A crise é tão grande e seus efeitos tão profundos que até mesmo os economistas neoliberais, defensores da austeridade fiscal e da rígida contenção dos gastos públicos, afirmam a necessidade de ampliar os gastos estatais para proteger as pequenas e médias empresas e os mais vulneráveis, isto é, a ampla camada mais pobre da população. O que se verifica é um impacto da queda da atividade econômica nas pequenas e médias empresas, que caminham para as demissões massivas e a falência, uma vez que não têm margem para lidar com a crise. Os trabalhadores em geral e, particularmente os do setor informal, estão sendo atirados nas ruas e desamparados pelo governo.

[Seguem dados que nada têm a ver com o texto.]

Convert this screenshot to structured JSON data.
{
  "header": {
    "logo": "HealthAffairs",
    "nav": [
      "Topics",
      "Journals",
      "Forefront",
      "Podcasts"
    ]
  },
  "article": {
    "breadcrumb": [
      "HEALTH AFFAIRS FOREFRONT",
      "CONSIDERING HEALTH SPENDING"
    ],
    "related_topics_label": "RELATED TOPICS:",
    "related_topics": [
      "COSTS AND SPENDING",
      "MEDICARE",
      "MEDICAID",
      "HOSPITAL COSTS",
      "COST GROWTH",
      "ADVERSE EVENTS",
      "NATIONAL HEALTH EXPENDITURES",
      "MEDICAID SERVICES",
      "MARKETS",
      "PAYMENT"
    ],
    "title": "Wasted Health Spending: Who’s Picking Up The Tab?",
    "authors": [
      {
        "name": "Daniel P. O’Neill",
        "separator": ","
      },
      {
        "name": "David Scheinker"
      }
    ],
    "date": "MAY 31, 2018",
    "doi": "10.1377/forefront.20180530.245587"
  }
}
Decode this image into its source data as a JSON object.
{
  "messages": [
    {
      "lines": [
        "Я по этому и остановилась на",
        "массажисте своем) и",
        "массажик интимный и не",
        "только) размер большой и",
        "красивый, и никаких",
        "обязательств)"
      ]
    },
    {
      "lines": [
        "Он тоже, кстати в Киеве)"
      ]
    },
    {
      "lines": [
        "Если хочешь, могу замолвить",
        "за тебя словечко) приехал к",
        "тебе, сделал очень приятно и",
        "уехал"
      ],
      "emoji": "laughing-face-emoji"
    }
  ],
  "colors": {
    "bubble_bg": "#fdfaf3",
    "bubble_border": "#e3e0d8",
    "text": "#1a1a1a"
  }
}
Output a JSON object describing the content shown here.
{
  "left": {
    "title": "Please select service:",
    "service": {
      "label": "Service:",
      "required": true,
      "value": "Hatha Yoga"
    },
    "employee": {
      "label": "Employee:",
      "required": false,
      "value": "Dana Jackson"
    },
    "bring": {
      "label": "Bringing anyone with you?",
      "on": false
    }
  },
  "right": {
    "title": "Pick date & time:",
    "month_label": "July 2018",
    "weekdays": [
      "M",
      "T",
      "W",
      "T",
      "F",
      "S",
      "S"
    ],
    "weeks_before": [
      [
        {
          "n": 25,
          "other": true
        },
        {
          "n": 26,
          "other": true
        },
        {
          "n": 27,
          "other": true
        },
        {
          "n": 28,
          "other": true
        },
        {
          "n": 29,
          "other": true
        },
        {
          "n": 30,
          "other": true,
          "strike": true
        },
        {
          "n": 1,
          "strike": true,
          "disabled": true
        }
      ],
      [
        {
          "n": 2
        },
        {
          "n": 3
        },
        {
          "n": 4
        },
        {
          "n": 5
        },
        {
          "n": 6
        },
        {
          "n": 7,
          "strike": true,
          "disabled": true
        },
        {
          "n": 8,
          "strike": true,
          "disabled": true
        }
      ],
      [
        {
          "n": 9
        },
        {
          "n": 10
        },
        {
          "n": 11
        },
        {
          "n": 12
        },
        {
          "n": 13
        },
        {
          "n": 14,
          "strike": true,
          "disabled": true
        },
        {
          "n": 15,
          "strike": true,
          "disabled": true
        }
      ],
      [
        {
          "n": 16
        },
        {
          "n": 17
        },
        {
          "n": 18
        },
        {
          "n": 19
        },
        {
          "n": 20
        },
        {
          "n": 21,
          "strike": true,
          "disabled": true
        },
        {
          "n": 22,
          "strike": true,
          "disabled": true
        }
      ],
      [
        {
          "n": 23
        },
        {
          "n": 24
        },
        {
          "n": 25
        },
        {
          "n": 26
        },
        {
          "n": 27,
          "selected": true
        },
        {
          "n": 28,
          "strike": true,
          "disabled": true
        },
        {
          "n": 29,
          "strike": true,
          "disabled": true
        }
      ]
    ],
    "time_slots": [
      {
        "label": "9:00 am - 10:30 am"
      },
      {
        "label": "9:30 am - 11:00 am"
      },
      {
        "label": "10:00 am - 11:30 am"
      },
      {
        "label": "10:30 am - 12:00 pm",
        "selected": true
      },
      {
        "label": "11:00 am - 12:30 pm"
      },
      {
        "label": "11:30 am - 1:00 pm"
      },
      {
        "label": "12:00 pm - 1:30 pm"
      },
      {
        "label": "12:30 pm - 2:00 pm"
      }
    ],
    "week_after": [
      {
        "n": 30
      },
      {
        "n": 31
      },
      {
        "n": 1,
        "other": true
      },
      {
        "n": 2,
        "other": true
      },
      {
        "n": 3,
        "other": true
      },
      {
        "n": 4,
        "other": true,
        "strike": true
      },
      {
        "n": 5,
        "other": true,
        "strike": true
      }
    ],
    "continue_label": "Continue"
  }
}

O governo Jair Bolsonaro e o bloco político golpista que controlam o Estado vão despejar bilhões de reais do orçamento público para salvar as grandes empresas e os bancos. O povo e os pequeno comércio vão permanecer em uma situação de crônica insegurança, ameaçados de serem lançados na miséria e na falência. Esse é o caráter de classe do governo Bolsonaro: um governo a serviço dos grandes empresários, dos bancos e do capital financeiro.